Rachel was nodding eagerly. "If we can figure out the boat's speed - and the average speed of a seagull - we can plot out a place to meet-up that's out of sight of land, join Tobias's mom on the boat and demorph, use Cassie's whale-mapping to find where the spaceship's supposed to be, jump overboard and morph dolphin, find the Andalite or Andalites, bring them back up to the boat, have them morph something small enough to hide once we get back to shore, and bam! Mission accomplished."

I grinned until Jake turned to me and asked, quite seriously, "Do you know the average speed of a seagull, Cassie?"

I stared at him. "Uh, no," I was forced to admit.

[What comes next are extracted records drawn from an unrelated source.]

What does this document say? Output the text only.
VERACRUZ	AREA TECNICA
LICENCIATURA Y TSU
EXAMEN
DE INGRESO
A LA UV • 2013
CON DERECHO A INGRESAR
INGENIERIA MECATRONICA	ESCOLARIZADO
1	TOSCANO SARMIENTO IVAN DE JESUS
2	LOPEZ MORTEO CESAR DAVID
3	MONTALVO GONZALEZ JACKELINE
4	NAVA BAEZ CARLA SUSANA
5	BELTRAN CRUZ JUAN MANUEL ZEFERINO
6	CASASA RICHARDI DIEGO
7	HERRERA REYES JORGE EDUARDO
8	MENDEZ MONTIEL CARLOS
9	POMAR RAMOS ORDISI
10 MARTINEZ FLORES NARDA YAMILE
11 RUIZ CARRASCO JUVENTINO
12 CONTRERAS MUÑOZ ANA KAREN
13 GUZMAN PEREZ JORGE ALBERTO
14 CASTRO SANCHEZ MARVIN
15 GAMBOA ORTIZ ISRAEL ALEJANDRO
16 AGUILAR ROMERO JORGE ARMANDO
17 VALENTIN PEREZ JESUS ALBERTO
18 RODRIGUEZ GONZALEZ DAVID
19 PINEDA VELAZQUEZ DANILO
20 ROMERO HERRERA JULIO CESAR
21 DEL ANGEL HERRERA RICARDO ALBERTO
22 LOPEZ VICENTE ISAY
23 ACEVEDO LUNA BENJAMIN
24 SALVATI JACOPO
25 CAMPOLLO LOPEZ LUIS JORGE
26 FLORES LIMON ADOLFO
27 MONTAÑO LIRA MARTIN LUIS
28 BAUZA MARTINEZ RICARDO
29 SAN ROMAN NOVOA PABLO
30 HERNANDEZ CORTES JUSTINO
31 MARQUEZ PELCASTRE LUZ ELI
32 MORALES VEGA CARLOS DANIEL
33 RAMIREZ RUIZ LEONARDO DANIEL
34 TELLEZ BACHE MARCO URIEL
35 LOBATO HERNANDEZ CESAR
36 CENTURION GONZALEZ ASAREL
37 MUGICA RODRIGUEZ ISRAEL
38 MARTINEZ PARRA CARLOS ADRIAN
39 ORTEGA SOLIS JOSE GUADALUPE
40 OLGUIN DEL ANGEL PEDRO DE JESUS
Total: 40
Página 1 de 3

"At least that saves us from the whole 'if one boat leaves the marina traveling at twenty knots, and one group of idiot seagull children leaves the beach traveling at ten knots, what time will they meet in the middle of a Yeerk-infested ocean to try and get themselves killed?' math question Rachel was setting us up for," Marco muttered.

"Ha, ha," said Rachel.

Jake waved the problem away. "We can just follow the boat by sight. No one is going to be paying that much attention to a bunch of seagulls over the beach."

"Marco does bring up a good point, though," I said nervously. "The Yeerks are going to be out there, too. We know of at least two groups just from what Marco saw in the paper this morning, and there may be more we don't know about..."

Jake nodded. "There may," he said. "There will definitely be Controllers out there, searching for the same thing we're searching for."

"But they don't have a whale helping them," Tobias pointed-out. He sounded completely serious.

This time, none of us laughed.

"Still gonna be dangerous," Marco said. He looked up at Tobias. His dark eyes were hard. "Are you sure you want to bring your mom into this? Put her in danger by telling her our secrets, then leave her sitting all alone in a boat in the middle of the ocean with Yeerks all around?"

Tobias lifted his head enough to meet Marco's gaze beneath the curtain of his hair. "She already knows enough to put her in danger," he said coolly. "She knows about Andalites, Yeerks, Taxxons. And she knows enough about us already that if she gets infested, we're screwed. So what do we have to lose by telling her the rest?"

"Uh, the fact that we're the 'Andalite Bandits' they want to murder?"

Tobias's smile was pitiless. "You think that any Yeerk that ends up in her head won't be able to put two-and-two together better than she has and figure that out?"

Marco didn't have a smart answer for that. None of us did.

"It is a big risk for her, though, Tobias," I said gently. "Are you sure…?"

He nodded. He didn't meet my eyes, but he nodded without hesitation. "Yes," he said. "She already knows enough to get her into danger. Knowing more might help keep her out of it."

I wasn't sure that that was true. But then, Loren wasn't my mom. Tobias sounded like he was sure. The only thing we could do was trust him.

Besides, if he changed his mind, how else were we supposed to rescue the Andalite?